What Are Your Kids Doing on Social Media?

Sixty-nine million is a huge number, right? That's the number of child sexual abuse images and videos that were reported to the National Center for Missing and Exploited Children in 2019. It's a number that should not only shock us, but appall us. Ninety-four percent of those images came from social media. Although the numbers for 2020 have not yet been released, they estimate a 125% increase due to Covid-19 and the amount of time teenagers are spending online.

Our kids are being exploited online at an alarming rate. While we may feel safer with them tucked away in our home during this pandemic, the truth is they have never been in more danger of being exploited. Contrary to popular belief, our children are significantly more likely to be trafficked online than if they met a stranger at the mall.

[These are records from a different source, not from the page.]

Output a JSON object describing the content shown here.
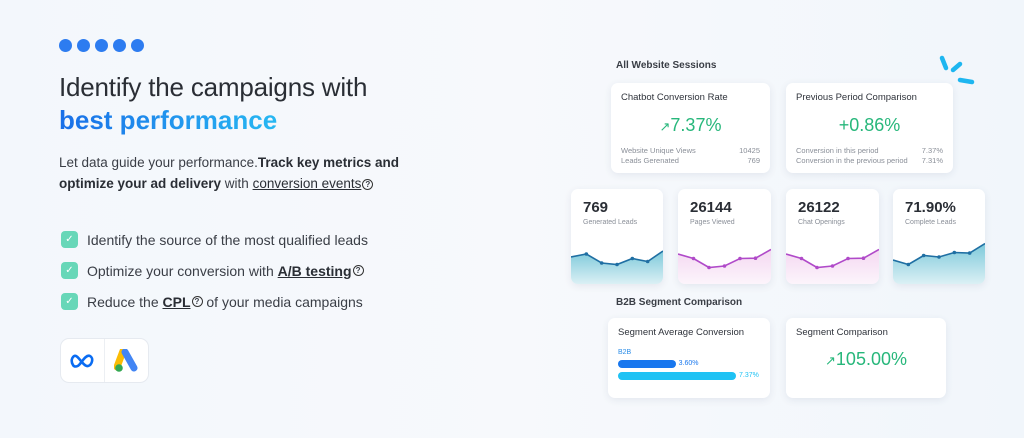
{
  "hero": {
    "title_line1": "Identify the campaigns with",
    "title_line2": "best performance",
    "para_plain1": "Let data guide your performance.",
    "para_bold1": "Track key metrics and optimize your ad delivery",
    "para_plain2": " with ",
    "para_link": "conversion events",
    "help_glyph": "?"
  },
  "checklist": [
    {
      "pre": "Identify the source of the most qualified leads",
      "link": "",
      "post": ""
    },
    {
      "pre": "Optimize your conversion with ",
      "link": "A/B testing",
      "post": ""
    },
    {
      "pre": "Reduce the ",
      "link": "CPL",
      "post": " of your media campaigns"
    }
  ],
  "logos": [
    "meta-logo",
    "google-ads-logo"
  ],
  "dashboard": {
    "section1": "All Website Sessions",
    "chatbot": {
      "title": "Chatbot Conversion Rate",
      "value": "7.37%",
      "rows": [
        {
          "label": "Website Unique Views",
          "value": "10425"
        },
        {
          "label": "Leads Gerenated",
          "value": "769"
        }
      ]
    },
    "previous": {
      "title": "Previous Period Comparison",
      "value": "+0.86%",
      "rows": [
        {
          "label": "Conversion in this period",
          "value": "7.37%"
        },
        {
          "label": "Conversion in the previous period",
          "value": "7.31%"
        }
      ]
    },
    "metrics": [
      {
        "value": "769",
        "label": "Generated Leads",
        "color": "#1f6fa3",
        "fill": "#6fc3d6",
        "spark": [
          5,
          6,
          3,
          2.5,
          4.5,
          3.5,
          7
        ]
      },
      {
        "value": "26144",
        "label": "Pages Viewed",
        "color": "#b04ac9",
        "fill": "#f3d4f0",
        "spark": [
          6,
          4.5,
          1.5,
          2,
          4.5,
          4.6,
          7.5
        ]
      },
      {
        "value": "26122",
        "label": "Chat Openings",
        "color": "#b04ac9",
        "fill": "#f3d4f0",
        "spark": [
          6,
          4.5,
          1.5,
          2,
          4.5,
          4.6,
          7.5
        ]
      },
      {
        "value": "71.90%",
        "label": "Complete Leads",
        "color": "#1f6fa3",
        "fill": "#6fc3d6",
        "spark": [
          4,
          2.5,
          5.5,
          5,
          6.5,
          6.3,
          9.5
        ]
      }
    ],
    "section2": "B2B Segment Comparison",
    "segment_avg": {
      "title": "Segment Average Conversion",
      "legend": "B2B",
      "bars": [
        {
          "value": 3.6,
          "label": "3.60%",
          "color": "#1877ee"
        },
        {
          "value": 7.37,
          "label": "7.37%",
          "color": "#1fc2f4"
        }
      ]
    },
    "segment_cmp": {
      "title": "Segment Comparison",
      "value": "105.00%"
    },
    "colors": {
      "accent": "#2d7cf0",
      "positive": "#27b77b"
    }
  }
}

Traffickers are experts at meeting and manipulating unsuspecting kids online. They often pretend to be a friend of the same age, a romantic interest, or even a talent scout who can offer fame and fortune. Once they can identify a felt need of their victim, they can begin the process of exploiting that child. It often does not happen overnight; rather, it's gradual coercion until the child feels trapped and doesn't know how to get out or is afraid for their safety if they tell their parents. For example, a headshot turns into a bathing suit shot and eventually into a nude photo that is used to control and manipulate the child. Children don't even need to leave their homes to be sexually trafficked. Providing sexual images or videos for a trafficker to sell online is just another form of trafficking we aren't accustomed to contemplating.

If you are assuming that the creators of your kid's favorite apps are doing their best to prevent this horrible situation, then you are mistaken. This multi-billion dollar industry is corrupt and insidious, and your only prevention is to become your child's advocate and know precisely how they are spending their time online. Here are three things you can do to build safety for your children.

  1. Talk openly with your children about the very real dangers of being on social media and sharing content with the world.

  2. Create boundaries to prevent a trafficker from contacting them online. Some options include keeping computers in open areas to eliminate privacy, setting up private accounts on social media instead of public ones that allow access to anyone, and setting timers on your household technology to shut off during the night.

  3. Check your kids' technology regularly and be aware if they seem protective of showing you what they are doing both on their computer and on their smartphone.

Taking these steps will help protect your children from becoming a statistic of online trafficking. Until we can convince big tech to make the changes we need to protect our kids, their safety is in our hands, and they need our guidance more than ever.